Un autre point de friction dans les discussions avec les fonctionnaires fédéraux concerne les taxes, souligne M. Benoît. Lorsque M. Mitchell vendra son premier lot de cannabis, il devra verser 1 $ par gramme — environ 10 pour cent du prix de détail — au gouvernement fédéral.

«Ce que nous disons, c’est que si le gouvernement fédéral perçoit des taxes, nous voulons un pourcentage de ces taxes, dit M. Benedict. Ou nous pouvons collecter ces taxes au nom (d’Ottawa) et nous assurer qu’une partie est remise au gouvernement fédéral, et qu’une partie profite à la communauté.»
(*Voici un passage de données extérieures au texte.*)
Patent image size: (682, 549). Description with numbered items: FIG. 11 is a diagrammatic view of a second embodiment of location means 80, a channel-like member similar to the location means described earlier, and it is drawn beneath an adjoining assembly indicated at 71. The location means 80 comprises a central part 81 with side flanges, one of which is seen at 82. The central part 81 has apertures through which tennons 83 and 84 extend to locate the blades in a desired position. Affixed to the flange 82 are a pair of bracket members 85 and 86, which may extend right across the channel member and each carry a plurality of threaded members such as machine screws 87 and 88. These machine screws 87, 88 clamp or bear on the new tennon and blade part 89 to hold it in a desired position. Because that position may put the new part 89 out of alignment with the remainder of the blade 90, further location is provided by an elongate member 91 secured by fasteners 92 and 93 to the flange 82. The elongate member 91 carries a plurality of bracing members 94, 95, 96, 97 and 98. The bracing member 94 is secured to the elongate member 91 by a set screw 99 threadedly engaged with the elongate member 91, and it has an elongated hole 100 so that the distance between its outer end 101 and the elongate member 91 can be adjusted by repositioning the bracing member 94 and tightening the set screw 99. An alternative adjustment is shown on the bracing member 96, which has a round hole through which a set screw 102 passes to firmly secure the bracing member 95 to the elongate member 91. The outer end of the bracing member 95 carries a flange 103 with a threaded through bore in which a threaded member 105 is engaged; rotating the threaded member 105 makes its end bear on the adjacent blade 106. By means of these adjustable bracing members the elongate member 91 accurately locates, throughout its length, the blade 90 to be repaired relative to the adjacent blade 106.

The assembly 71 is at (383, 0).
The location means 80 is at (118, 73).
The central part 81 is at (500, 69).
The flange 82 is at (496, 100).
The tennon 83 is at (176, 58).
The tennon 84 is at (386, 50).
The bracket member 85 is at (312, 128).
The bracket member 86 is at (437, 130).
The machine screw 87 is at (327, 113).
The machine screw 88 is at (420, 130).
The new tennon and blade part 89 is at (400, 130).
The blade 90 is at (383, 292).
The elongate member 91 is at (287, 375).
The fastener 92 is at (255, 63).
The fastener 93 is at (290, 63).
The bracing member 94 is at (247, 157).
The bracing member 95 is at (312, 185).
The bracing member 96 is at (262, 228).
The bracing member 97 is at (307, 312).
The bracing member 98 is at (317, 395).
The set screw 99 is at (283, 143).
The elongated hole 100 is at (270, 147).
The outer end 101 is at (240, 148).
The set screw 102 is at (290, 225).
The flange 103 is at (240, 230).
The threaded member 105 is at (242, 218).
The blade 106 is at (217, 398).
Les divisions internes au sein des communautés constituent un troisième facteur de complication pour l’industrie du cannabis sur les territoires autochtones. «La stigmatisation entourant le cannabis est toujours forte ici», rappelle M. Mitchell.

Une partie du travail en vue d’ouvrir une société de cannabis sur un territoire des Premières Nations consiste à impliquer les membres de la communauté, en particulier les aînés, précise-t-il.

«Nous avons dû éduquer notre conseil, affirme M. Mitchell. Nous avons eu des réunions communautaires, nous avons amené des gens ici. Nous avons beaucoup sensibilisé à la sécurité et à nos exigences en matière de rapports.»

M. Mitchell, qui a pris sa retraite en 2008 après avoir passé dix ans à la tête de la police d’Akwesasne, a révélé que plusieurs autres communautés autochtones avaient visité ses installations, cherchant à imiter ce qu’il avait accompli.

«Nous sommes fiers de créer des emplois pour notre communauté et nous sommes fiers de proposer ce modèle à d’autres Premières Nations, a-t-il dit. Nous devons faire cela correctement.»

Pour M. Day, le retard dans la vente de cannabis a été une bénédiction, car cela a permis aux personnes âgées de la communauté de s’habituer à son entreprise. Au début, les aînés hésitaient à essayer ses produits à base de CBD, mais ils ont changé d’idée.

«Lentement mais sûrement, les aînés sont venus et maintenant nous avons un rabais pour eux, dit-il, fier de son ingéniosité en matière de marketing. C’est le samedi et le lundi. Mais en fait, si tu entres et que tu es une personne âgée, c’est quasiment tous les jours.»